Quindi è molto importante, ecco perché cito questo esempio, il ruolo della produzione simbolica, perché parlando di produzione simbolica, c’è una vignetta con cui sono cresciute le ultime generazioni di cubani, che ha una frase, parlando delle “cariche per uccidere farabutti”, che erano quelle che davano i nostri indipendentisti XIX secolo, “Rimane ancora molto machete da dare”, giusto? quindi c’è ancora molta battaglia ancora da dare, e di ciò abbiamo esempi in Fidel, esempi della nostra storia, perché le tecnologie non cambieranno l’essenza delle cose, qui si è parlato di concetti che sono un po’ in disuso grazie alle nostre sconfitte, come lotta di classe, borghesia, imperialismo, abbiamo lasciato estinguere le categorie che i nostri teorici hanno creato per difenderci, come se con ciò potessimo comunicare meglio, e le concessioni, come ha scoperto un altro grande teorico di nome Mikhail Gorbaciov, conducono solo a più concessioni.
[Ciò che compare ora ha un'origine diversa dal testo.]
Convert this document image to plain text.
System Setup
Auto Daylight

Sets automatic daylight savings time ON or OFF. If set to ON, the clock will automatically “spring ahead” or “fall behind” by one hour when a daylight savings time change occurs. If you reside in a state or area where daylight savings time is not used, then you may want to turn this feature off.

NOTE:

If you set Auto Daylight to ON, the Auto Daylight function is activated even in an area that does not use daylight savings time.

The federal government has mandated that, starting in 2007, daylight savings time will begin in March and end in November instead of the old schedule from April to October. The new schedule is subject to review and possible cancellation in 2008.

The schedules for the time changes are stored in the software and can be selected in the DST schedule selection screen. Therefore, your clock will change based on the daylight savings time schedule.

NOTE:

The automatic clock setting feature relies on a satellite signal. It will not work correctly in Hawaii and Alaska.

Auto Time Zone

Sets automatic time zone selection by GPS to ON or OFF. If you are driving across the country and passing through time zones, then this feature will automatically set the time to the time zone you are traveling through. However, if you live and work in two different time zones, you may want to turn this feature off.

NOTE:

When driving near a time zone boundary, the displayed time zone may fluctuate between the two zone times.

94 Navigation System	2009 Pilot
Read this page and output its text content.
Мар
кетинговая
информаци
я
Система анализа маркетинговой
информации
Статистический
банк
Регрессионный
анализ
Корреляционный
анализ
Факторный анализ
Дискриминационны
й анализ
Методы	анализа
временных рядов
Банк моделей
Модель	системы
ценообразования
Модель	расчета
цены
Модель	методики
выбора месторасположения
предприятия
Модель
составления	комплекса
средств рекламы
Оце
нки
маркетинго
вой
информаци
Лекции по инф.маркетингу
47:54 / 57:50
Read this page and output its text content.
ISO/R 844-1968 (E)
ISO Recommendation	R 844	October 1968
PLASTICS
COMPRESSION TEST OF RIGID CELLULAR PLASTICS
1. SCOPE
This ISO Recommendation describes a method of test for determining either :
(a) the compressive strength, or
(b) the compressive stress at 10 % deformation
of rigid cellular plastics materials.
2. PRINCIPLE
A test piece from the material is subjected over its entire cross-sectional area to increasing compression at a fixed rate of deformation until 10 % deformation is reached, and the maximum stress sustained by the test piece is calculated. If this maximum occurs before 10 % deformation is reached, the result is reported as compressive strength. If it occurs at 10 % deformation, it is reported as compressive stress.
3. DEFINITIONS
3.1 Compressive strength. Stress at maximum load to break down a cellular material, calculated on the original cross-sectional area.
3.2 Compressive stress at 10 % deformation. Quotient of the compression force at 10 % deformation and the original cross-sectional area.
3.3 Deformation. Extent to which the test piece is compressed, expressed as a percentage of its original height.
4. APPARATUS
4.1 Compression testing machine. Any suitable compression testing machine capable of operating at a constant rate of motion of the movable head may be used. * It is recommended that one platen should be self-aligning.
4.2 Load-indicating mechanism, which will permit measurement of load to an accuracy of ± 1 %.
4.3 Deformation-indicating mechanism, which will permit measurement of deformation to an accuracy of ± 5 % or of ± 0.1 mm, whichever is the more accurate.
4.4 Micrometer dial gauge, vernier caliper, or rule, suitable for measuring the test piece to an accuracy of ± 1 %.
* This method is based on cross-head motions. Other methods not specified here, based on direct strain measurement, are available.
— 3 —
Nel caso di Cuba, dove abbiamo altre possibilità perché siamo una Rivoluzione al potere, tutto questo potrebbe far parte di un corso di uno spazio che abbiamo perso, che Fidel ha creato e che lo salviamo con i codici e le possibilità di questi tempi, Università per Tutti (UpT), che sia un corso in televisione con un tabloid, che può essere digitale, come testo, con lezioni pratiche nei Joven Club (JC) che abbiamo in tutti i comuni del paese, collegando lì nei JC le organizzazioni di massa di ogni territorio. Ripeto, se non colleghiamo i nostri popoli con questo, non ha alcun senso, la nostra dottrina difensiva si chiama Guerra di tutto il popolo, non “guerra senza il popolo”, allora dobbiamo pensare a tutto quello che possiamo fare affinché questa conoscenza non deideologizzata, non depoliticizzata, bensì con un contenuto politico chiaro ed esplicito, si connetta con le esigenze della lotta ideologica oggi nei nostri paesi, e in particolare a Cuba, che è il centro di una molto intensa. Qui se ne è parlato tutto il tempo, di un’enorme aggressione in questo campo, ripeto, convertirlo in un corso dell’UpT, con il formato creato dal Comandante in Capo Fidel Castro, e aggiungendo a questo che già noi lo abbiamo fatto quando abbiamo fatto un corso, all’UpT, sulla nostra enciclopedia collaborativa EcuRed, con lezioni pratiche nei JC per tutti coloro che vogliono andare, ma in esso lo abbiamo rivolto soprattutto alle nostre organizzazioni di massa in ogni territorio, abbiamo più di seicento JC di informatica ed elettronica per questo. Anche questo sarebbe lavorare con la dimensione di Fidel.